One of the most pathetic spectacles in American life is that of the faded, outgrown wife, standing helpless in the shadow of her husband's prosperity and power, having sacrificed her youth, beauty, and ambition—nearly everything that the feminine mind holds dear—to enable an indifferent, selfish, brutish husband to get a start in the world.

It does not matter that in her unselfish effort to help him she burned up much of her attractiveness over the cooking stove; that she lost more of it at the washtub, in scrubbing and cleaning, and rearing and caring for their children during the slavery of her early married life; it does not matter how much she suffered during those terrible years of poverty and privation. Just as soon as the selfish husband begins to get prosperous, finds that he is succeeding, feels his power, he often begins to be ashamed of the woman who has given up everything to make his success possible.

It is a sad thing to see any human being whose life is blighted by the lack of love; but it is doubly pathetic to see a woman who has given everything to the man she loved and who gets in return only her board and clothes and an allowance, great or small.

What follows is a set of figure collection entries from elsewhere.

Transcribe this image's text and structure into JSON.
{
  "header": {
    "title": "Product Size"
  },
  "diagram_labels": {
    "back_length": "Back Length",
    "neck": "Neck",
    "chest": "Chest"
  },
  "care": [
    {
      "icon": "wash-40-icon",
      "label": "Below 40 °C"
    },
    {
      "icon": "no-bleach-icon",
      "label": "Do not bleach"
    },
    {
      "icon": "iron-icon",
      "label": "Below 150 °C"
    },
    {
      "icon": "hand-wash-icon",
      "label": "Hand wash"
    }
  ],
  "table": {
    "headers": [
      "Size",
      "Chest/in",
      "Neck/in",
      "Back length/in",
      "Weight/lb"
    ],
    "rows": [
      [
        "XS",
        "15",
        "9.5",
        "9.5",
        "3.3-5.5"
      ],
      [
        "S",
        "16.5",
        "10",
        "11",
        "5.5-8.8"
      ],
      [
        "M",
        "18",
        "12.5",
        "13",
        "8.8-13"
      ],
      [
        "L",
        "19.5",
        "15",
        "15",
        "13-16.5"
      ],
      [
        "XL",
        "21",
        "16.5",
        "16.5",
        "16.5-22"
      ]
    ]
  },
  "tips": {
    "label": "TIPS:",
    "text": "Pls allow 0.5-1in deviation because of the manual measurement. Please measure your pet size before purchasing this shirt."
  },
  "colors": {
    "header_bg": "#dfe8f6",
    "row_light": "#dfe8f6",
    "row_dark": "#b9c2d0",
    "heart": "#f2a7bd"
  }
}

Some men seem to think that the precept, "Man does not live by bread alone," was not meant to include woman. They can not understand why she should not be happy and contented if she has a comfortable home and plenty to eat and wear. They would be surprised to learn that many a wife would gladly give up luxuries and live on bread and water, if she could only have her husband's sympathy in her aspirations, his help and encouragement in the unfolding of her stifled talents.

I know a very able, promising young man who says that if he had had a rich father he never would have developed his creative power; that his ambition would have been strangled; that it was the desperate struggle to make a place for himself in the world that developed the real man in him.

This young man married a poor girl who had managed by the hardest kind of work and sacrifice to pay her way through college. She had just begun to develop her power, to feel her wings, when her husband caged her in his home, took away her highest incentive for self-development. He said that a man who could not support a wife without her working had no business to marry. He dressed his wife like a queen; gave her horses and carriages and servants. But all the time he was discouraging her from developing her self-reliance, taking away all motives for cultivating her resourcefulness and originality.

At first the wife was very eager to work. Her ambition rebelled against the gilded chains by which she was bound. She was restless, nervous, and longed to use her powers to do something for herself and the world.

But her husband did not believe in a woman doing the things she wished to do. He wanted his wife to look pretty and fresh when he returned from his business at night; to keep young and to shine in society. He was proud of her beauty and vivacity. He thought he loved her, but it was a selfish love, for real love has a tender regard for a person's highest good, for that person's sake.

Gradually the glamour of society, the lethe of a luxurious life, paralyzed her ambition, which clamored less and less peremptorily for recognition, until at length she subsided into a life of almost total inaction.

Multitudes of women in this country to-day are vegetating in luxurious homes, listless, ambitionless, living narrow, superficial, rutty lives, because the spur of necessity has been taken away from them; because their husbands, who do not want them to work, have taken them out of an ambition-arousing environment.